This documentary follows David Thorpe in his quest to both understand why and how he speaks like a ‘teenage girl’, and his desire to modify his voice to sound ‘straight.’ He explores a myriad of possibilities, visiting voice coaches, childhood friends, interviewing celebrities – namely Margaret Cho, Tim Gunn and George Takei in his seeking for answers surrounding perhaps quite simply; what it means to be gay.


Breaking up with his boyfriend seems to send Thorpe into a crisis – he feels that the pressure of being single at 40, regardless of sexuality, is taboo. The focal subject of the film is the 'camp' voice, a phenomenon not previously explored in such depth on the big screen. The full 77 minutes of the film investigate how the male voice can be a powerful tool, and potentially a burden, however, the film pushes further than that, raising questions of choice; did Thorpe choose this effeminate-sounding, ‘girly’ voice? Why is there a surrounding stereotype of gay men sounding feminine? What it is that makes the voice sound this way? And perhaps the question most important to Thorpe – ‘can I undo this?’ Thorpe’s documentary presents the stigma of the effeminate voice; the disadvantages of being a gay man in a ‘man’s’ man’s world, and the consequential internalised homophobia that accompanies this.
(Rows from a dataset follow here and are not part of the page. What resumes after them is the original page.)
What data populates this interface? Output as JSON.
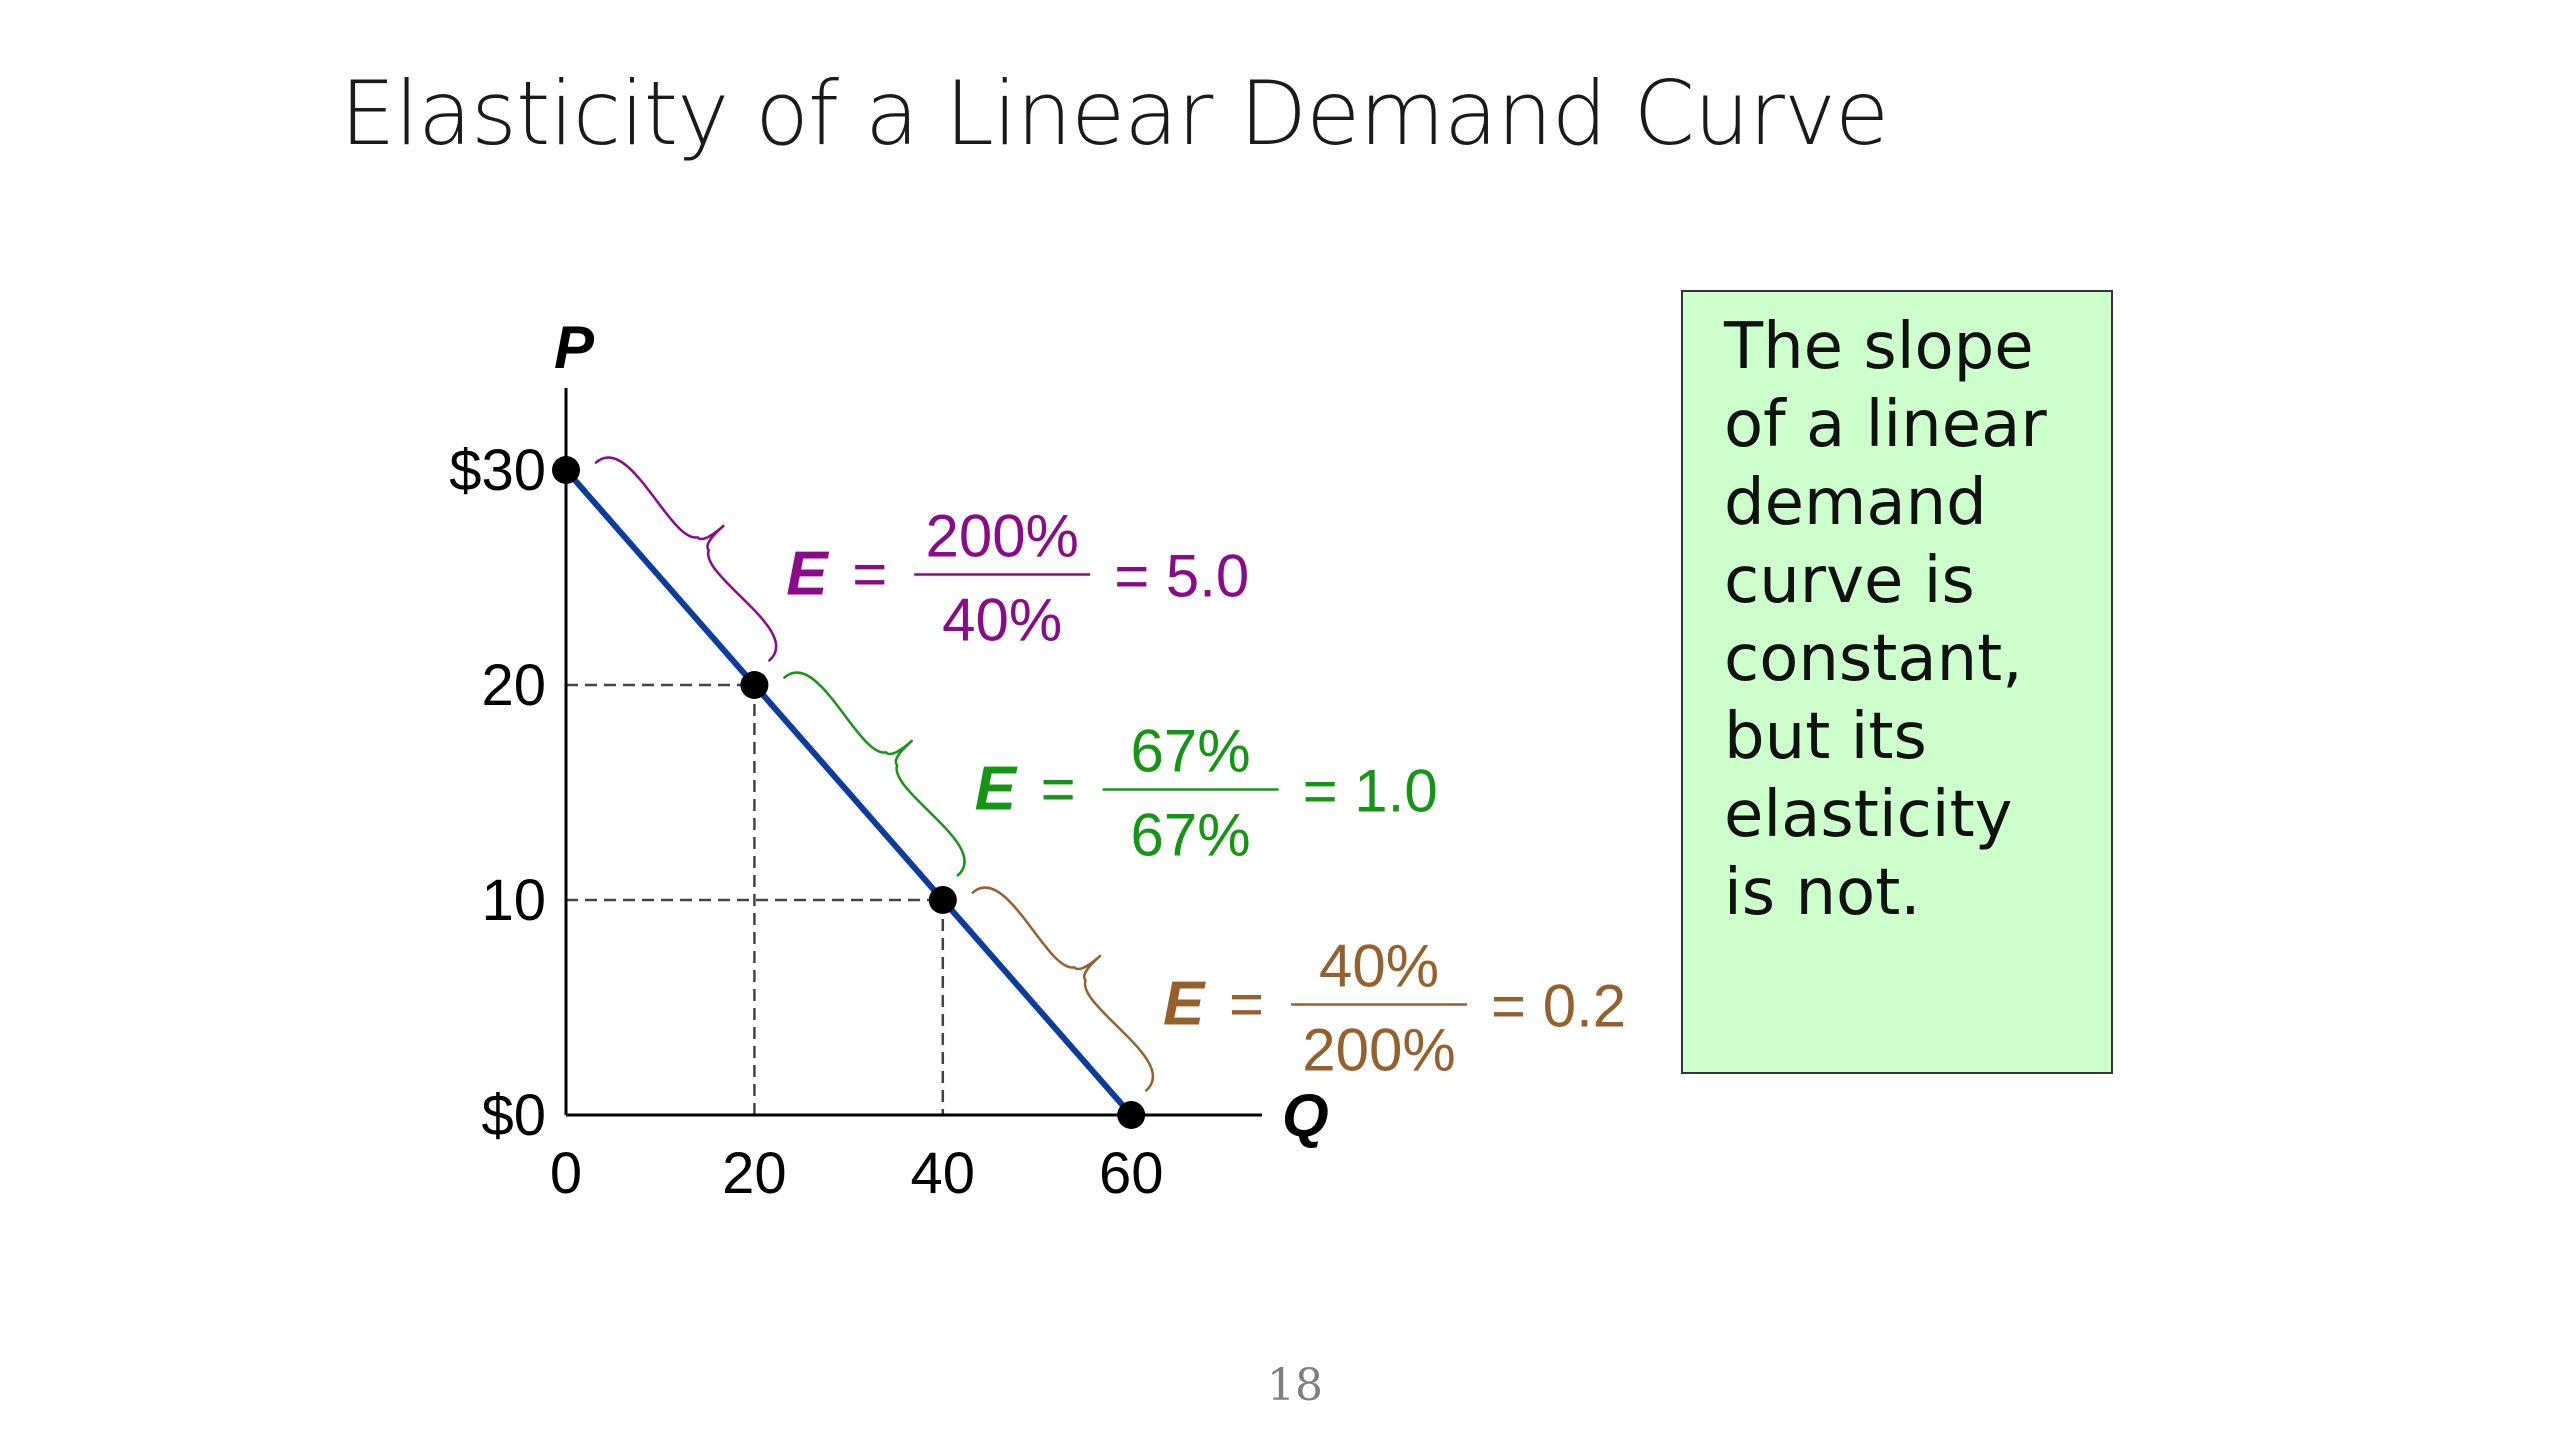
{
  "slide": {
    "title": "Elasticity of a Linear Demand Curve",
    "callout_text": "The slope\nof a linear\ndemand\ncurve is\nconstant,\nbut its\nelasticity\nis not.",
    "page_number": "18"
  },
  "colors": {
    "curve": "#0c3c9e",
    "axis": "#000000",
    "guide": "#444444",
    "segment_1": "#8a0a8a",
    "segment_2": "#149614",
    "segment_3": "#96602c",
    "callout_background": "#ccffcc"
  },
  "chart_data": {
    "type": "line",
    "title": "",
    "xlabel": "Q",
    "ylabel": "P",
    "xlim": [
      0,
      75
    ],
    "ylim": [
      0,
      34
    ],
    "x_ticks": [
      {
        "value": 0,
        "label": "0"
      },
      {
        "value": 20,
        "label": "20"
      },
      {
        "value": 40,
        "label": "40"
      },
      {
        "value": 60,
        "label": "60"
      }
    ],
    "y_ticks": [
      {
        "value": 0,
        "label": "$0"
      },
      {
        "value": 10,
        "label": "10"
      },
      {
        "value": 20,
        "label": "20"
      },
      {
        "value": 30,
        "label": "$30"
      }
    ],
    "series": [
      {
        "points": [
          {
            "x": 0,
            "y": 30
          },
          {
            "x": 20,
            "y": 20
          },
          {
            "x": 40,
            "y": 10
          },
          {
            "x": 60,
            "y": 0
          }
        ]
      }
    ],
    "guides": [
      {
        "x": 20,
        "y": 20
      },
      {
        "x": 40,
        "y": 10
      }
    ],
    "annotations": [
      {
        "from": {
          "x": 0,
          "y": 30
        },
        "to": {
          "x": 20,
          "y": 20
        },
        "symbol": "E",
        "equals": "=",
        "numerator": "200%",
        "denominator": "40%",
        "result": "= 5.0",
        "value": 5.0
      },
      {
        "from": {
          "x": 20,
          "y": 20
        },
        "to": {
          "x": 40,
          "y": 10
        },
        "symbol": "E",
        "equals": "=",
        "numerator": "67%",
        "denominator": "67%",
        "result": "= 1.0",
        "value": 1.0
      },
      {
        "from": {
          "x": 40,
          "y": 10
        },
        "to": {
          "x": 60,
          "y": 0
        },
        "symbol": "E",
        "equals": "=",
        "numerator": "40%",
        "denominator": "200%",
        "result": "= 0.2",
        "value": 0.2
      }
    ]
  }
}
Voice is what identified the early gay characters on television - Thorpe recalls their flamboyance and ‘camp’ melody; he reminisces on his childhood and the desperate need to hide his sexuality, and the one trait that would’ve ‘outed’ him – his voice. In conforming or attempting to conform so actively to societal norms, a sort of self hatred and anxiety grows within – gay men who do not like 'sounding' gay feel that this description of their speech is a negative. The film delves into this; you have accepted you are gay, and that your sexuality is a part of you, so why not accept your voice? Stereotypes often resonate the strongest when there is a degree of recognition and familiarity in the mocked, for instance, an openly gay man who has accepted himself as such - aside from his voice.


Predominantly jaunty, the up-beat diary style documentary climaxes with Thorpe's realisation that his crisis about his voice was ‘an attempt to reconnect with myself.’ The viewer is left with a sense of the incomplete; questions are presented yet not fully addressed and answered. But perhaps this is largely due to the vastness, the sheer depth of the subject matter; answers yield more questions, more queries that simply cannot all be answered.


It is a shame that some topics raised by linguist Ron Smyth are not explored in full, such as the link between male and female vocalisation and the translation of this onto gay men’s speech patterns, the representation of the ‘villainous gay man’ on film and how this fuels negative conditioning in both gay and straight children, adolescents and even adults. Maybe these concepts could have been given more weight, as these are the images that linger after viewing.


Regardless, Thorpe presents us with a thought-provoking piece of cinema, an extremely personal narrative which does well to include some important wider societal issues, such as the legalisation of gay marriage, and the bullying of homosexual children in school.